Die zunehmende Flexibilität gibt Frauen vermehrt die Möglichkeit, nach der Mutterschaft in den Arbeitsmarkt zurückzukehren, ohne in einem Minipensum auf dem Abstellgleis zu landen und Lohnrunde um Lohnrunde zu verpassen. Zusätzlich sind Unternehmen immer öfter bereit, in die Aus- und Weiterbildung von Frauen zu investieren, um sie nach jahrelanger Familienpause wieder fit für den Arbeitsmarkt zu machen. Von einem ähnlichen Effekt profitieren auch andere Gruppen, die bisher Mühe auf dem Arbeitsmarkt hatten, etwa über 50-Jährige.

Millennials wollen auch ohne Kinder Teilzeit arbeiten

Die neuen Teilzeitoptionen dienten nicht nur den Frauen – sondern der gesamten jüngeren Generation, argumentiert Diana Wick Rossi (45). Sie ist Co-Gründerin von Tadah, einem Start-up, das sich mit Vereinbarkeit beschäftigt und in Zürich-Albisrieden den ersten Co-Working-Space der Schweiz mit integrierter flexibler Kinderbetreuung betreibt. «Viele Millennials wollen Teilzeit arbeiten, obwohl sie keine Familie haben. Um nebenher eine Yoga-Ausbildung zu machen, ein Start-up zu gründen oder ein Buch zu schreiben», erklärt Wick Rossi.
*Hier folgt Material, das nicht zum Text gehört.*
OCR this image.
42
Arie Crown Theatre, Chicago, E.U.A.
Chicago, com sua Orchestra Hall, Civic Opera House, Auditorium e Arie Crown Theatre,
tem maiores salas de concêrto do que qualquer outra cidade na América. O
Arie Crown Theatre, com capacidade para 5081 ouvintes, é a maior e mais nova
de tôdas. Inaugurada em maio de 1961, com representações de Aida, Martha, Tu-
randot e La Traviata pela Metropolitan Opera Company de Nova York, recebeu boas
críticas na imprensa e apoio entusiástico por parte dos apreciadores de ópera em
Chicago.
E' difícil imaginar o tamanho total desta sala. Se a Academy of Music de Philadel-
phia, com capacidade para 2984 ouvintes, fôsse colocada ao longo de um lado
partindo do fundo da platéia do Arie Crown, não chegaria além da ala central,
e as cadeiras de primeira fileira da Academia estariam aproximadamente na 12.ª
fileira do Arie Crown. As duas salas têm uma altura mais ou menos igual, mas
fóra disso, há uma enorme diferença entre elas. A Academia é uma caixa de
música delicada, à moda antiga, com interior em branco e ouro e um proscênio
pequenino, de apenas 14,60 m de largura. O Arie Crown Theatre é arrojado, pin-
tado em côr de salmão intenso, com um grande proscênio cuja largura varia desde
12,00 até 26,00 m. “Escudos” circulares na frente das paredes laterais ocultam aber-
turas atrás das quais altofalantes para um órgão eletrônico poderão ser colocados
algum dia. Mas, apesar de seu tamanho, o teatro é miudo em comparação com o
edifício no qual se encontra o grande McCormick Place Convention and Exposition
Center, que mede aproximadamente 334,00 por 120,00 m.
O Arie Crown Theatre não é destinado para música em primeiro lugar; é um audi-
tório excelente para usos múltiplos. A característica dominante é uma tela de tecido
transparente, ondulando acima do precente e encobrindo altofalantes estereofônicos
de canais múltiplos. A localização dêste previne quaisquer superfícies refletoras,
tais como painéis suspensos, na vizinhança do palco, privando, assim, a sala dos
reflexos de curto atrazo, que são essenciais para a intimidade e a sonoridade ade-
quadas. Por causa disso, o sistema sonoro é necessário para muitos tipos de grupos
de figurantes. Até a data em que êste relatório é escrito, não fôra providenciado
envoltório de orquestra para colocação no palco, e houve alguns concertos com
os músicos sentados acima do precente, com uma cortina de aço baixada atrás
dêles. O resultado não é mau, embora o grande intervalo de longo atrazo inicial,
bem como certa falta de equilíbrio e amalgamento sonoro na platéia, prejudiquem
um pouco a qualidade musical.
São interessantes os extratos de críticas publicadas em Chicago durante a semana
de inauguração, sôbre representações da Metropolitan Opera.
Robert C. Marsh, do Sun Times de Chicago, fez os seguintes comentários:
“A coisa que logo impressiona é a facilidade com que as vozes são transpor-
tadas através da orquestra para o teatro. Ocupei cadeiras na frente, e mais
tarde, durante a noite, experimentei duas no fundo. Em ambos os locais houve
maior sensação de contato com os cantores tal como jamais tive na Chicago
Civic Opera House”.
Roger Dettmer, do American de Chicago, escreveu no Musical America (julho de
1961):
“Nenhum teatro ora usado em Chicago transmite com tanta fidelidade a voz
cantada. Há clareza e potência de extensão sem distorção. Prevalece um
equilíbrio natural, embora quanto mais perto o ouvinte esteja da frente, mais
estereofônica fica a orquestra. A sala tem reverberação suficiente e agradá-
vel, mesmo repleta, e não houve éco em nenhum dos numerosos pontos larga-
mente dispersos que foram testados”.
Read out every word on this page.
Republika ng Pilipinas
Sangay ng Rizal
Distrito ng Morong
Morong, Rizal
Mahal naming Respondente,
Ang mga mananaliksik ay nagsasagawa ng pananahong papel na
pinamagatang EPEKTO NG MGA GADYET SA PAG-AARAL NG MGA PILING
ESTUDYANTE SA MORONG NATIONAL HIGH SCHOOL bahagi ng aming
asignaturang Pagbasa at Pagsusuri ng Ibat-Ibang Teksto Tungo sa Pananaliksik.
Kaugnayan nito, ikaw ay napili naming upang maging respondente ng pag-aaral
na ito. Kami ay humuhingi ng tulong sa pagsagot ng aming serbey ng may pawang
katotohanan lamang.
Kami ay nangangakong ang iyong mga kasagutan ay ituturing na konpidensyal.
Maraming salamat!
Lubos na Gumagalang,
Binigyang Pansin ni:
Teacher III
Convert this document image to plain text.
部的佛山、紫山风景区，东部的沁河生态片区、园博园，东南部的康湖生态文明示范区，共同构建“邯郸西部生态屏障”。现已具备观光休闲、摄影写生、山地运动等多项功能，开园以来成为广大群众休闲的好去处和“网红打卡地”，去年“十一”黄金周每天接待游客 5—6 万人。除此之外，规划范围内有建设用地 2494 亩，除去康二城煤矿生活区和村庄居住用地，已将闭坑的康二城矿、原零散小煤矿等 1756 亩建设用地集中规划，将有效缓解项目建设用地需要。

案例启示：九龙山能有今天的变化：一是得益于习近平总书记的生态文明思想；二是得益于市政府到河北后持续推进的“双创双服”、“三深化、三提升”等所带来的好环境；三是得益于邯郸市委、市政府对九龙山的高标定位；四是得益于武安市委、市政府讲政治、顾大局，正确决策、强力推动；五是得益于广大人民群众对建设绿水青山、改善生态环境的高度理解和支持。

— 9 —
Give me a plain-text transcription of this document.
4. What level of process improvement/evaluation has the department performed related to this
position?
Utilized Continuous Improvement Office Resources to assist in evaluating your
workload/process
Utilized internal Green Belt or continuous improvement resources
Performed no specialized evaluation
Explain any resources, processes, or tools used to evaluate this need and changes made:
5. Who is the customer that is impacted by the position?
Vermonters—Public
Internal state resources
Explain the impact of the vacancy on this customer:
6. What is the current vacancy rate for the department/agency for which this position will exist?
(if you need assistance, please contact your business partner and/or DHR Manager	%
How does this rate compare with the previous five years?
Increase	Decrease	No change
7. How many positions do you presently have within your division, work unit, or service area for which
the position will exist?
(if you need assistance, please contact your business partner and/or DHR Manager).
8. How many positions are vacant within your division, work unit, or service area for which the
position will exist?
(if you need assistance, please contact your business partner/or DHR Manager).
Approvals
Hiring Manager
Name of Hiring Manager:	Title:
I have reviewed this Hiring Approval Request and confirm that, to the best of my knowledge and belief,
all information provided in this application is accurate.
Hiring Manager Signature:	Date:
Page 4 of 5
Auch Männer nutzen die zunehmende Flexibilität und reduzieren ihre Pensen tendenziell. Weil Frauen aufstocken, während Männer reduzieren, schrumpft die Einkommenslücke. Der Effekt gegen den Fachkräftemangel hingegen ist dahin, die Unternehmen haben unter dem Strich nicht mehr Arbeitskraft zur Verfügung.

Profitieren am Ende die Männer?

Bei der Lohnlücke sieht die Situation anders aus. Sie beschreibt den unerklärbaren Teil der Lohnunterschiede zwischen Männern und Frauen – die Diskriminierung aufgrund des Geschlechts. Auch hier haben die Frauen dank des Fachkräftemangels plötzlich ein Instrument in der Hand, um aufzubegehren: Gebt mir mehr Lohn, oder ich suche mir einen neuen Job. Doch genau da liegt die Krux. «Es ist eine Holschuld», formuliert es Wick Rossi. Die Veränderung passiert nicht von alleine, sondern muss individuell eingefordert werden.

Ob Frauen das auf breiter Front tun werden, scheint fraglich. «Bei Frauen oder auch bei Minderheiten herrscht oft die Einstellung vor, sie müssten dankbar sein, überhaupt einen Job zu haben», erklärt Gudrun Sander (59), Titularprofessorin für Wirtschaft und Direktorin des Kompetenzzentrums für Diversity und Inklusion an der Universität St. Gallen. Der Fachkräftemangel stärkt das Selbstbewusstsein der Frauen am Arbeitsmarkt zwar. «Aber bis sich das bemerkbar macht, wird es noch dauern», so Sander.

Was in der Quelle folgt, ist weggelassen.